The second part of this paper will apply specific legal business principles to the contract. It begins with identifying the fact that banks that issue credit cards ultimately use the law as a business asset; hence, they draft all clauses in the contract in order to benefit themselves and more so, to protect themselves. Also, legal risk plays a major role in the issuance of credit cards to consumers; therefore, it is in the best interest of the bank to use a legal risk management plan. In this plan, there are four elaborate steps that must be taken in order to successfully execute the plan; moreover, these four steps are thoroughly explained in the legal risk section of this paper.
Next, the contractual relationship is described, along with a complete explanation of the seven key elements that define a contract. Another important element to the credit card contract is the use of the exemption clause. An exemption clause[3] is ultimately a stated term/condition in a contract that limits the liability for the party who drafts the provision. Therefore, by using the exemption clause, the card issuer is able to limit its liability in certain situations by ultimately transferring risk to the cardholder. Also, since the agreement is a complete agreement where all terms and conditions are clearly stated, the parole evidence rule can be applied; hence, a cardholder may not use outside evidence to the terms of the contract to prove a case, as it will not be considered in the court of law. Furthermore, this section is concluded with an explanation of the specific methods of contract termination, proving that the method that applies mostly to credit card contracts is termination through breach.
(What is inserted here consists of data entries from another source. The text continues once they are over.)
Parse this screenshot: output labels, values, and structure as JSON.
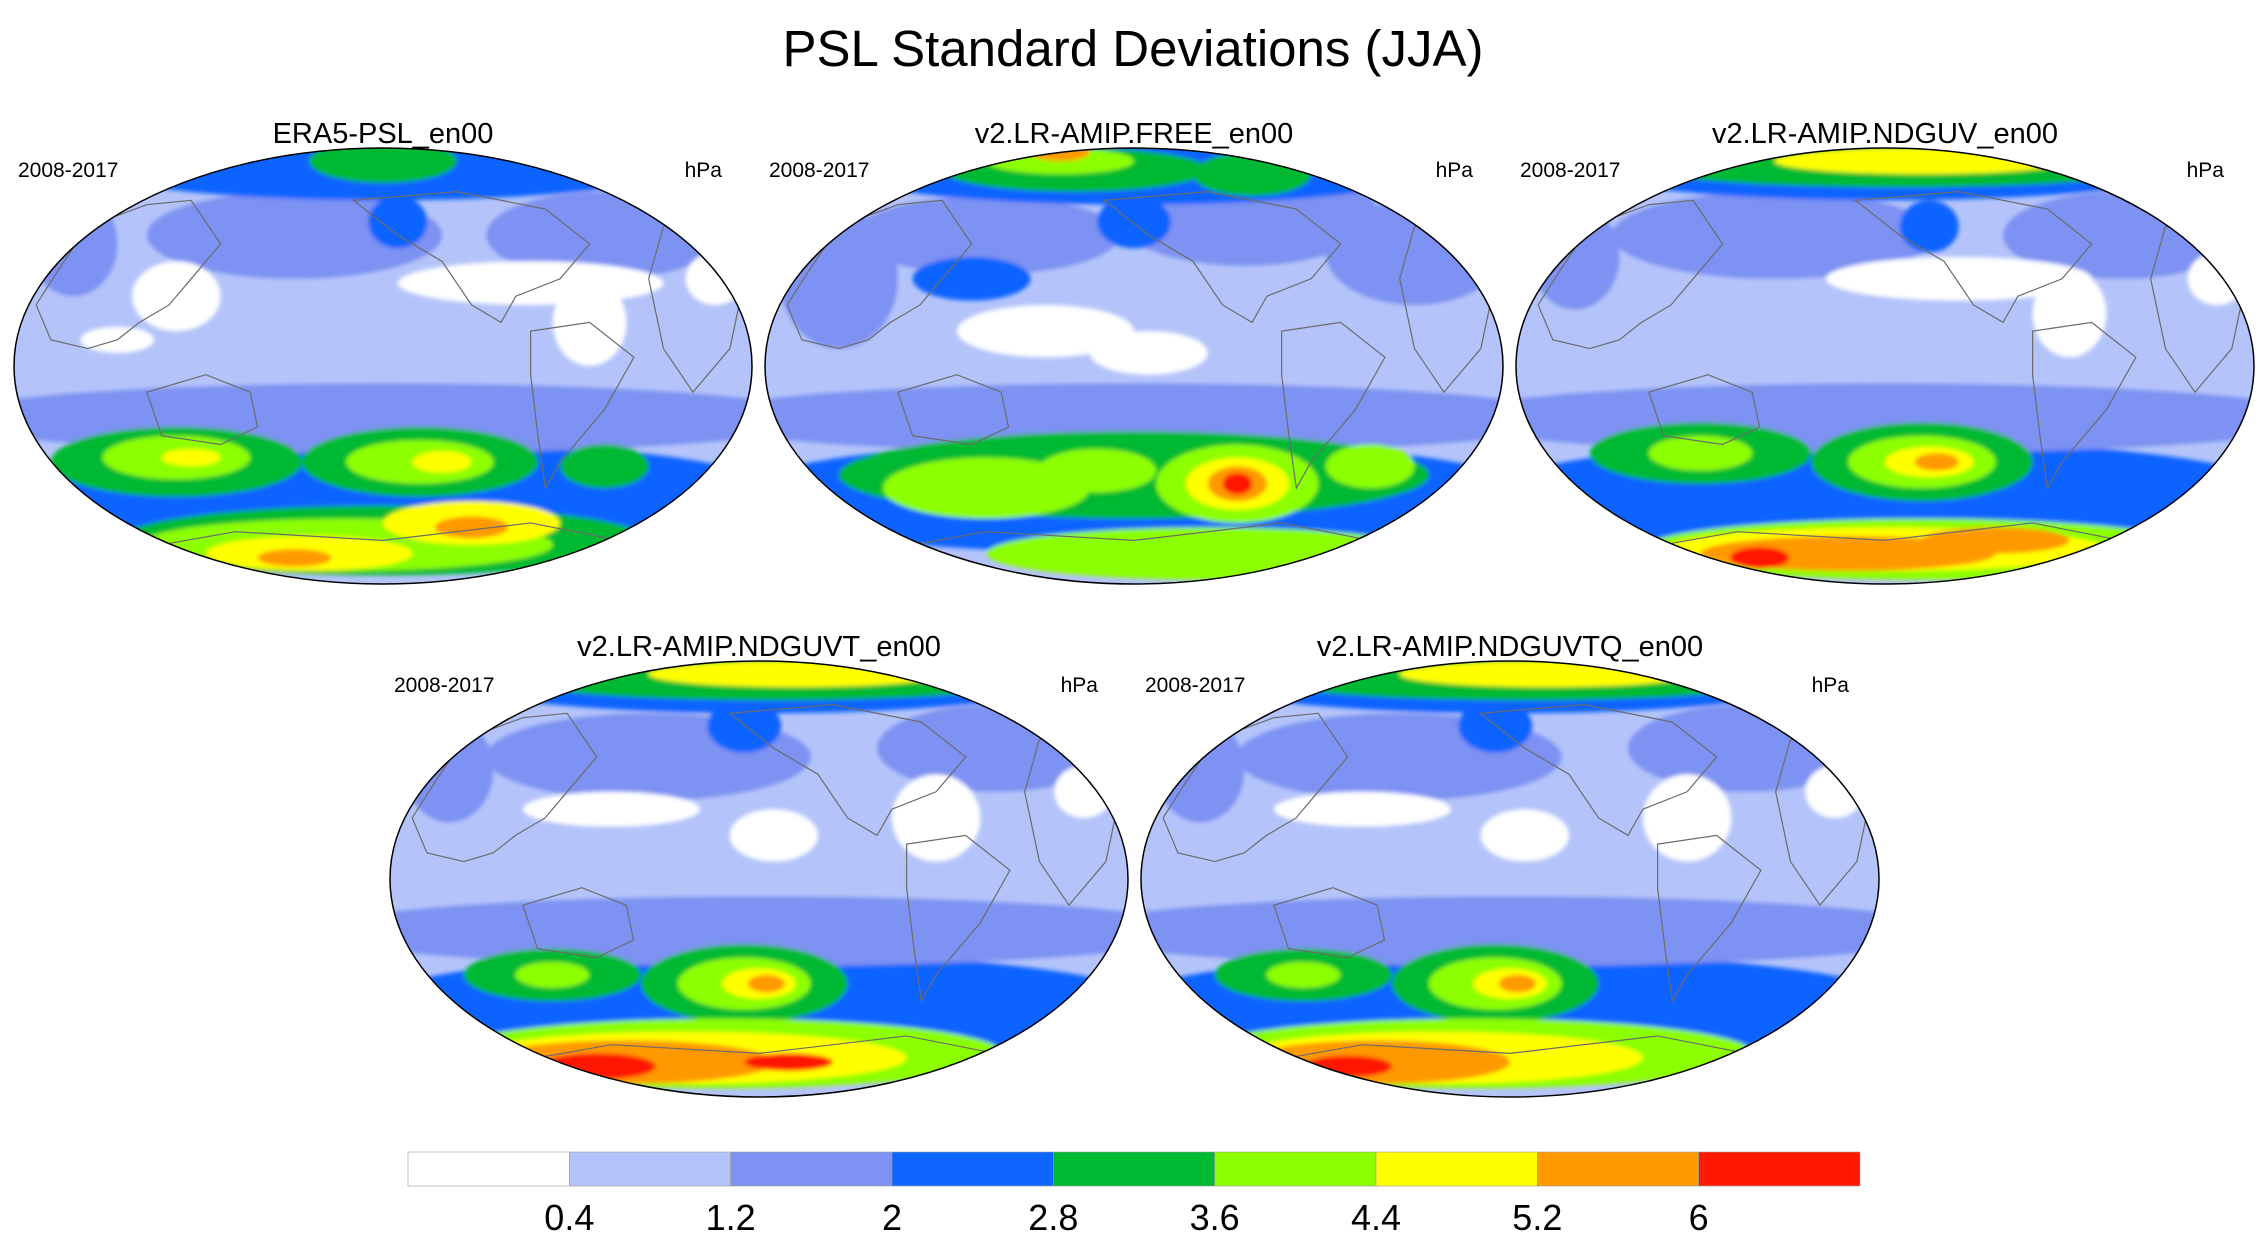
{
  "title": "PSL Standard Deviations (JJA)",
  "panels": [
    {
      "name": "ERA5-PSL_en00",
      "period": "2008-2017",
      "units": "hPa",
      "pattern": "era5"
    },
    {
      "name": "v2.LR-AMIP.FREE_en00",
      "period": "2008-2017",
      "units": "hPa",
      "pattern": "free"
    },
    {
      "name": "v2.LR-AMIP.NDGUV_en00",
      "period": "2008-2017",
      "units": "hPa",
      "pattern": "nduv"
    },
    {
      "name": "v2.LR-AMIP.NDGUVT_en00",
      "period": "2008-2017",
      "units": "hPa",
      "pattern": "nduvt"
    },
    {
      "name": "v2.LR-AMIP.NDGUVTQ_en00",
      "period": "2008-2017",
      "units": "hPa",
      "pattern": "nduvtq"
    }
  ],
  "colorbar": {
    "labels": [
      "0.4",
      "1.2",
      "2",
      "2.8",
      "3.6",
      "4.4",
      "5.2",
      "6"
    ],
    "colors": [
      "#ffffff",
      "#b4c4fa",
      "#7d92f2",
      "#0e64ff",
      "#00b932",
      "#8cff00",
      "#ffff00",
      "#ff9900",
      "#ff1900"
    ]
  }
}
The section after the application of legal principles contains recommendations and lessons learned.
In the recommendations and lessons learned section, I stress the importance of the cardholder reading and fully understanding all the terms and clauses stated in the contract. As previously mentioned, there is unequal bargaining power in the contractual relationship, giving more power to the card issuer; therefore, it is imperative for the cardholder to also be able to protect him/herself. Moreover, the cardholder can protect him/herself by fully understanding all contractual obligations.
Also in the recommendations section, I emphasize the importance of the cardholder being able to manage his/her debt by paying their account balance in full each time that a statement is received. This is a very important element in avoiding the interest application; hence, once interest charges are applied to one’s account, the amount of debt simply keeps increasing. Therefore, if a cardholder wants to manage his/her debt properly, he/she must not be only making the minimum payments on his/her account.